06 October 2009

Prepositional objection

What is with the weirdly garbled prepositional and phrasal verbs in children's books? Don Freeman (Corduroy dude) is the worst offender I've noticed, but I'd say it's pretty common throughout kid lit. It sounds unnatural and serves no linguistic purpose. Its overuse renders it aesthetically impotent, and it teaches kids to write in a similarly affected voice. Drives me nuts.

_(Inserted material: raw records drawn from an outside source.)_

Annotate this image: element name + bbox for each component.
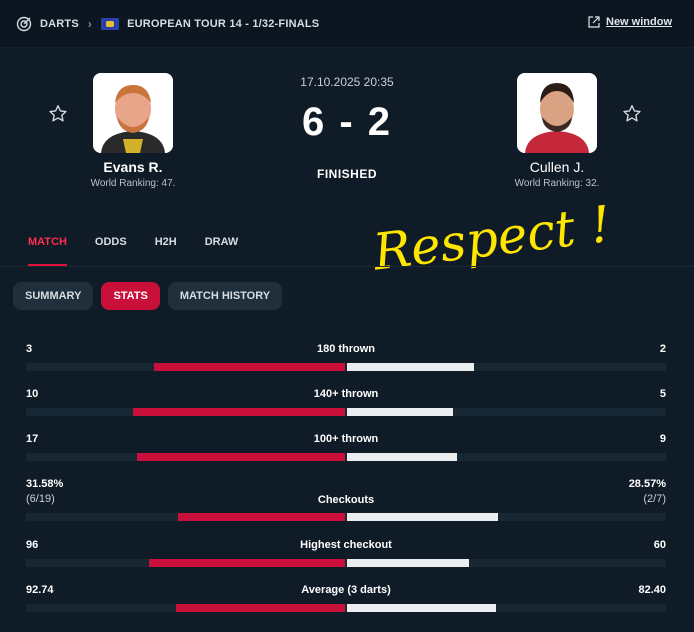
stat-bar-track bbox=[26, 604, 666, 612]
stat-bar-track bbox=[26, 513, 666, 521]
stat-bar-track bbox=[26, 559, 666, 567]
top-bar: DARTS › EUROPEAN TOUR 14 - 1/32-FINALS N… bbox=[0, 0, 694, 48]
new-window-link[interactable]: New window bbox=[588, 16, 672, 28]
stat-bar-track bbox=[26, 363, 666, 371]
stat-bar-away bbox=[347, 559, 469, 567]
stat-home-value: 31.58% bbox=[26, 478, 64, 490]
stat-bar-home bbox=[149, 559, 345, 567]
home-player-ranking: World Ranking: 47. bbox=[90, 178, 176, 189]
match-tabs: MATCH ODDS H2H DRAW bbox=[28, 236, 266, 266]
stat-away-value: 9 bbox=[659, 433, 666, 445]
home-player[interactable]: Evans R. World Ranking: 47. bbox=[63, 73, 203, 189]
stat-bar-track bbox=[26, 453, 666, 461]
annotation-text: Respect ! bbox=[370, 195, 614, 282]
stat-bar-home bbox=[178, 513, 345, 521]
stat-bar-away bbox=[347, 513, 498, 521]
away-player-photo bbox=[517, 73, 597, 153]
stat-bar-away bbox=[347, 453, 457, 461]
subtab-summary[interactable]: SUMMARY bbox=[13, 282, 94, 310]
away-player-ranking: World Ranking: 32. bbox=[514, 178, 600, 189]
chevron-right-icon: › bbox=[87, 16, 93, 31]
europe-flag-icon bbox=[101, 17, 120, 30]
subtab-match-history[interactable]: MATCH HISTORY bbox=[167, 282, 283, 310]
stat-away-value: 5 bbox=[659, 388, 666, 400]
away-player-name[interactable]: Cullen J. bbox=[487, 159, 627, 175]
home-player-photo bbox=[93, 73, 173, 153]
match-status: FINISHED bbox=[316, 167, 377, 181]
stat-row-checkouts: 31.58% (6/19) Checkouts 28.57% (2/7) bbox=[26, 478, 666, 521]
tab-match[interactable]: MATCH bbox=[28, 236, 67, 266]
home-player-name[interactable]: Evans R. bbox=[63, 159, 203, 175]
subtab-stats[interactable]: STATS bbox=[101, 282, 160, 310]
stat-label: 180 thrown bbox=[316, 343, 376, 355]
stat-away-subvalue: (2/7) bbox=[643, 493, 666, 505]
stat-bar-home bbox=[133, 408, 345, 416]
stat-away-value: 28.57% bbox=[628, 478, 666, 490]
tab-h2h[interactable]: H2H bbox=[155, 236, 177, 266]
match-score: 6 - 2 bbox=[301, 100, 393, 144]
stat-bar-away bbox=[347, 363, 474, 371]
stat-label: 100+ thrown bbox=[313, 433, 379, 445]
external-link-icon bbox=[588, 16, 600, 28]
away-player[interactable]: Cullen J. World Ranking: 32. bbox=[487, 73, 627, 189]
handwritten-annotation: Respect ! bbox=[370, 195, 614, 282]
stat-row-average: 92.74 Average (3 darts) 82.40 bbox=[26, 584, 666, 624]
match-datetime: 17.10.2025 20:35 bbox=[300, 75, 394, 89]
stat-away-value: 82.40 bbox=[638, 584, 666, 596]
stat-bar-away bbox=[347, 604, 496, 612]
stat-away-value: 60 bbox=[653, 539, 666, 551]
stat-bar-home bbox=[154, 363, 345, 371]
stat-bar-away bbox=[347, 408, 453, 416]
stat-away-value: 2 bbox=[659, 343, 666, 355]
sub-tabs: SUMMARY STATS MATCH HISTORY bbox=[13, 282, 290, 310]
stat-bar-track bbox=[26, 408, 666, 416]
breadcrumb-sport[interactable]: DARTS bbox=[40, 18, 79, 30]
tab-odds[interactable]: ODDS bbox=[95, 236, 127, 266]
stat-bar-home bbox=[176, 604, 345, 612]
stat-bar-home bbox=[137, 453, 345, 461]
stat-label: Checkouts bbox=[317, 494, 375, 506]
stat-row-140: 10 140+ thrown 5 bbox=[26, 388, 666, 428]
new-window-label: New window bbox=[606, 16, 672, 28]
tabs-divider bbox=[0, 266, 694, 267]
stat-row-180: 3 180 thrown 2 bbox=[26, 343, 666, 383]
darts-target-icon bbox=[16, 16, 32, 31]
stat-label: Highest checkout bbox=[300, 539, 392, 551]
stat-label: Average (3 darts) bbox=[301, 584, 391, 596]
stat-row-100: 17 100+ thrown 9 bbox=[26, 433, 666, 473]
stat-row-highest-checkout: 96 Highest checkout 60 bbox=[26, 539, 666, 579]
tab-draw[interactable]: DRAW bbox=[205, 236, 239, 266]
breadcrumb: DARTS › EUROPEAN TOUR 14 - 1/32-FINALS bbox=[16, 16, 319, 32]
stat-label: 140+ thrown bbox=[313, 388, 379, 400]
breadcrumb-tournament[interactable]: EUROPEAN TOUR 14 - 1/32-FINALS bbox=[127, 18, 319, 30]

Over she tabbed to Publish Post! Up, up, up she rose from her chair! Toward the freezer she lumbered, slowly, slowly. Out she took the ice cream and into her 25 week old wombling she shoveled it!


Untamed Shrew said...

"Its overuse renders it aesthetically impotent..." Yup. AKA "semantic satiation." Like the husband who says "I love you" 80 times a day.

But please, continue your story. I was just getting into it. "Down, down, drizzled the caramel and hot fudge...."

Sir Cuthbert said...

Possible explataions:

1. It's a device to keep children interested by making the story sound more exciting than it really is.

2. They all secretly want to be Yoda.

lisa said...

haha -
I'm such a doof.
I read wom-bling. Not womb-ling.
It made me picture a big cave with waves of ice cream lapping at it.